Post-externship, Ockerbloom emerged from Northeastern with his law degree in 1992 as the U.S. economy was recovering from a significant economic downturn. He was fortunate to immediately find employment practicing real estate and business law by facilitating transactions. One of his big breaks was working on low-income housing tax credits, which led to his specialization in real estate-related securities, and eventually being hired as an in-house lawyer at NationsBank, supporting its CMBS division and leading him into the broader finance realm.

EXTINCTION EVENT

Ockerbloom and his wife of 31 years met during his senior year at Westfield State College as part of what he likes to call a “foreign exchange program,” during which she came from her home in Merigold, Miss., to spend one semester at Westfield, after which they began dating long distance for two-and-a-half years before getting married.

He dubs the move to Charlotte one of the smartest (and luckiest) decisions he ever made, moving Amber closer to her family and his own working situation away from a grinding 75 hours per week to something more sustainable. Call it a gesture in favor of lifestyle and a better family dynamic, he says. What he didn’t realize was that Charlotte would turn out to be a market teeming with opportunities.

“It turned out to be not only the best decision I could have made for family, but also the best decision I could have possibly made for my career.”

He counts being named managing director of BofA Securities in 2006 as a career turning point.

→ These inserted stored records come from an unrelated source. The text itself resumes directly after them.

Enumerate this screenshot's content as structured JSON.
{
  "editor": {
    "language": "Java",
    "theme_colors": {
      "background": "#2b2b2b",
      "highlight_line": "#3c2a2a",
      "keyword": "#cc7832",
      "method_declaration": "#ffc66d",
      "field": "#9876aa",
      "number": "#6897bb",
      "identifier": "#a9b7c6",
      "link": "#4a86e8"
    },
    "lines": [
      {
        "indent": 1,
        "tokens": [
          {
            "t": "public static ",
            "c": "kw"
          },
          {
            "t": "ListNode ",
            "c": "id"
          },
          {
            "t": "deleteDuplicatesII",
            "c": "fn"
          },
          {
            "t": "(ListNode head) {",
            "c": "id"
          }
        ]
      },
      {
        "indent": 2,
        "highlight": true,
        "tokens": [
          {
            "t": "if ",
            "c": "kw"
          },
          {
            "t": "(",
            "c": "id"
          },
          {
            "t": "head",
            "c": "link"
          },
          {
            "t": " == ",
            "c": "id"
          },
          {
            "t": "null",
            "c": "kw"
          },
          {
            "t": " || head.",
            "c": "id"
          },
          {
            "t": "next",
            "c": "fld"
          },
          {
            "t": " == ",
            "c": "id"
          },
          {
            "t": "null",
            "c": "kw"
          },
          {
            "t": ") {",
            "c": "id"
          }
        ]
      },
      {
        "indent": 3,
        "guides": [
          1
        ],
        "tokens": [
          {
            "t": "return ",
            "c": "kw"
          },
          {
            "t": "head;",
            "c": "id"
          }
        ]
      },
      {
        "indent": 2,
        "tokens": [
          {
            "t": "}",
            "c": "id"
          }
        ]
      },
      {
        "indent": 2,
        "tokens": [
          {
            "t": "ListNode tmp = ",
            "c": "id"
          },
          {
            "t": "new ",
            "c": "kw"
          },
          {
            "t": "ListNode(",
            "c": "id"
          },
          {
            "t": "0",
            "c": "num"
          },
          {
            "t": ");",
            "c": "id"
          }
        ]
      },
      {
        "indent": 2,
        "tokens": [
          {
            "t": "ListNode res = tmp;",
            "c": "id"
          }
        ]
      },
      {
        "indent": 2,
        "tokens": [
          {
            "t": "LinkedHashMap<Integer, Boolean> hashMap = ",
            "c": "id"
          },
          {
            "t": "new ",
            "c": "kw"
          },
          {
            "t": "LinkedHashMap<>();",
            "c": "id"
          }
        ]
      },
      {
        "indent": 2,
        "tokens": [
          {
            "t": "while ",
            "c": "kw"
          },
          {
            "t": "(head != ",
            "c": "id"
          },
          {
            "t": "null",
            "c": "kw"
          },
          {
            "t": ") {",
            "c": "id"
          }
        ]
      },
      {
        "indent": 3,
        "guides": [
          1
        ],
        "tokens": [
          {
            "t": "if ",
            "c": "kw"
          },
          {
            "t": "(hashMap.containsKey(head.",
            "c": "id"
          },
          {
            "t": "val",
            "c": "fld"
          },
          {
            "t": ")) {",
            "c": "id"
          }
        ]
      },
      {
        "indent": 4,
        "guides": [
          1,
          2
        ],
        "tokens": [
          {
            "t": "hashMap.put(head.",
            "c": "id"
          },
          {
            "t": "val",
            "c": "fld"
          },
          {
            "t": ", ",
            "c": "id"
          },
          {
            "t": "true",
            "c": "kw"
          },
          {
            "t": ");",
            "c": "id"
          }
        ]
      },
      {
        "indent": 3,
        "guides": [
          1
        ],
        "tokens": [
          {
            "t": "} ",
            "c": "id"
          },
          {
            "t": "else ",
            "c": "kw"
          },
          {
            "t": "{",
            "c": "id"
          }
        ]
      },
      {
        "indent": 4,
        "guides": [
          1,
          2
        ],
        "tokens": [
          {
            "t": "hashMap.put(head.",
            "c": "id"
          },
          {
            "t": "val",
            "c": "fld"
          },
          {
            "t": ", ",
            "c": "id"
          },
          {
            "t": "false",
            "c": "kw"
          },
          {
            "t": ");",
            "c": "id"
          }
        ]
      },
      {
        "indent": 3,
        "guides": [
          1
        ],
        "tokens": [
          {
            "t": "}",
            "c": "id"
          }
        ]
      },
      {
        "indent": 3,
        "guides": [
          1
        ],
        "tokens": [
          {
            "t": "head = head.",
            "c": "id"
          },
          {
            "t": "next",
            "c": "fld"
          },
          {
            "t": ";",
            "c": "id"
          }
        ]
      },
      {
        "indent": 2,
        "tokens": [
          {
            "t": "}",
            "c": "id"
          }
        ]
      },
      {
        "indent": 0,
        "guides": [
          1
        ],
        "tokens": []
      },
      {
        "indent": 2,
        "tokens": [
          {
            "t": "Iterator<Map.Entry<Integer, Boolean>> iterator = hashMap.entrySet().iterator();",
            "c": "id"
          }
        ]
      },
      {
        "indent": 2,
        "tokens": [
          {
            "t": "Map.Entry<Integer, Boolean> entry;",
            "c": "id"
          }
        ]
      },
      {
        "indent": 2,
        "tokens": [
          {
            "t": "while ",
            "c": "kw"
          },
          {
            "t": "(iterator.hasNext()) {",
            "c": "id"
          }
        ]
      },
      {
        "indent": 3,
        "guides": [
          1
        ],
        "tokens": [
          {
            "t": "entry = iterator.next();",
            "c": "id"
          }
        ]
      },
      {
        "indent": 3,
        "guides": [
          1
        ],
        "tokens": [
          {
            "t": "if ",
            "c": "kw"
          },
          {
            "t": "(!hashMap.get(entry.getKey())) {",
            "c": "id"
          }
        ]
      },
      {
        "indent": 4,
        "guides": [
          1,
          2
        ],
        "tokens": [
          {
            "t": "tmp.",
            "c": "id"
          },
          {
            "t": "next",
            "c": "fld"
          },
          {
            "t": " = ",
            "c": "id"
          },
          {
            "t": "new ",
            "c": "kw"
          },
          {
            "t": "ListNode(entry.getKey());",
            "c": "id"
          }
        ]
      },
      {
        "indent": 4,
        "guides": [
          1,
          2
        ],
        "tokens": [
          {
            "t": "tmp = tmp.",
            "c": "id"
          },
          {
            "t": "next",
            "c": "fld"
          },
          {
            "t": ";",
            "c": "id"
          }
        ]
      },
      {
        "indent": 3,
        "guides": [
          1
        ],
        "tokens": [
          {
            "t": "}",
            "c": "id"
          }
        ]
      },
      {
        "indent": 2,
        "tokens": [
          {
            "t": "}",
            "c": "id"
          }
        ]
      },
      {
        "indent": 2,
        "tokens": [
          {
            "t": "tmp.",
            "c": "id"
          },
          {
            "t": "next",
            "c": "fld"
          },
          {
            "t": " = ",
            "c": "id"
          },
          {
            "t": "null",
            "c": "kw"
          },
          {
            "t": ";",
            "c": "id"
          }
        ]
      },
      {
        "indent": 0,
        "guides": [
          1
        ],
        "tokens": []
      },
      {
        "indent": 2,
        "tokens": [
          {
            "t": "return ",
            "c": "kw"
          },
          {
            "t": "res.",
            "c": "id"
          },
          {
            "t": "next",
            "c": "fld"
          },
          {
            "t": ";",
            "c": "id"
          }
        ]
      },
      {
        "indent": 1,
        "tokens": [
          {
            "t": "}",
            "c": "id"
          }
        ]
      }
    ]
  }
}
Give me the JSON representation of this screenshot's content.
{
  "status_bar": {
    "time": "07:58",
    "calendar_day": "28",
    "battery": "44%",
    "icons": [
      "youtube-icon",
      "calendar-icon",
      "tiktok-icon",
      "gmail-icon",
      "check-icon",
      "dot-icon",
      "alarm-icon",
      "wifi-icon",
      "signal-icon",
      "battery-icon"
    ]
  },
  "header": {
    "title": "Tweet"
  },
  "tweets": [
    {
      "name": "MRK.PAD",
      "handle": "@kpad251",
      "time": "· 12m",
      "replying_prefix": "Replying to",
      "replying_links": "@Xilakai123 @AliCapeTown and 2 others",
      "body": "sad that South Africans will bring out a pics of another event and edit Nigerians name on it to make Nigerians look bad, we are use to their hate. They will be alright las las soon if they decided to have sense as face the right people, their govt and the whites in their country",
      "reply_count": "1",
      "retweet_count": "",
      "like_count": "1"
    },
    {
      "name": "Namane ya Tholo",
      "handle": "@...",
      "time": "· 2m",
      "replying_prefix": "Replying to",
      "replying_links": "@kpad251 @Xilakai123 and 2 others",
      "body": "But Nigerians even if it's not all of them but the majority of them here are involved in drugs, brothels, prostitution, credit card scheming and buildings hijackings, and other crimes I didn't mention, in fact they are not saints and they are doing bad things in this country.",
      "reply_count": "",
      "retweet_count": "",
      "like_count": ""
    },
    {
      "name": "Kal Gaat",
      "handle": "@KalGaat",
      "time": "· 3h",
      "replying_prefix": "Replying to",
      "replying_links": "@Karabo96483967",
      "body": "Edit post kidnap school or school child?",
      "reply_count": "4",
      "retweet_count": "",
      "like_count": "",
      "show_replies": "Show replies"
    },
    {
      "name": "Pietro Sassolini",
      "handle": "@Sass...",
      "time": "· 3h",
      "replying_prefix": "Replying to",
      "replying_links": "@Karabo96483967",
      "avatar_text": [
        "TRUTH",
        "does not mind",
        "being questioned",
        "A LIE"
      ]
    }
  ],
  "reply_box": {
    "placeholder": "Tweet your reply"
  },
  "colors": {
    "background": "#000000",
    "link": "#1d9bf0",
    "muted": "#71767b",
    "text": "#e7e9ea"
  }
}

“That was a real accomplishment because I made it as a managing director in investment banking, having come from a period seven years before that where I didn’t own a calculator. To be able to scale that learning curve was a real milestone,” he says. “I worked for an incredible leader, a guy named Ron Sturzenegger,” now a board member at both Conversus and KBS Realty Advisors.

From BofA, he eventually moved to Wachovia Securities.

“What I learned from Wachovia was that you can get a lot of things right, but if you take your eye off the question of risk, all the things that you did right won’t save you. Wachovia was a tremendous institution, had a tremendous business, made a lot of money, but it doesn’t exist today.”

Wachovia was the fourth-largest bank holding company in the United States, based on total assets, when the global financial crisis struck and — much as BofA was pressed by the Fed to take possession of the financially hobbled Merrill Lynch — Wells Fargo took possession of Wachovia in a transaction brokered by the Fed.

That implosion is what eventually led Ockerbloom to a 10-year stint at Jefferies, a continuation of his trajectory as an investment banker. Then came the fateful call from a recruiter in 2019 suggesting a buy-side assignment with Barings. Ockerbloom, who had spent his career on the sell side, reacted by saying, “Sounds like a tremendous job, but I am not sure it is for me. I’m a sell-side guy.” Still, he was persuaded to give Barings a full hearing.

“My first two interviews were spent trying to understand why I would be a useful candidate for this role,” he recounts. “What I came to find out was that what was needed was leadership, capital-raising capability, and the ability to identify and nurture great investing talent. I didn’t have to know everything. I became convinced that I could be useful.”

Indeed, Ockerbloom not only succeeded, he found a career-ending assignment.

He set about rallying the team, adding outside talent and growing the real estate platform’s capabilities to include a dedicated hotel strategy and a new focus on investing in life sciences and STEM office space. His role recently expanded to include the debt side of the business, which has grown increasingly active as banks have reduced their lending activity, and he aims to deepen the integration between debt and equity teams to unlock value.

“Today, the greater opportunity is in debt, but real estate is cyclical and compelling opportunities in equity will surface,” says Ockerbloom. “This may include distressed properties, but also in asset classes such as residential that benefit from strong macro tailwinds.”

The evolving and expanding assignment is evidently agreeing with Ockerbloom.

“This is my last job, no question,” he declares.

One gets the sense John Ockerbloom — his Taylor GS Mini in hand — might one day put those sentiments to music.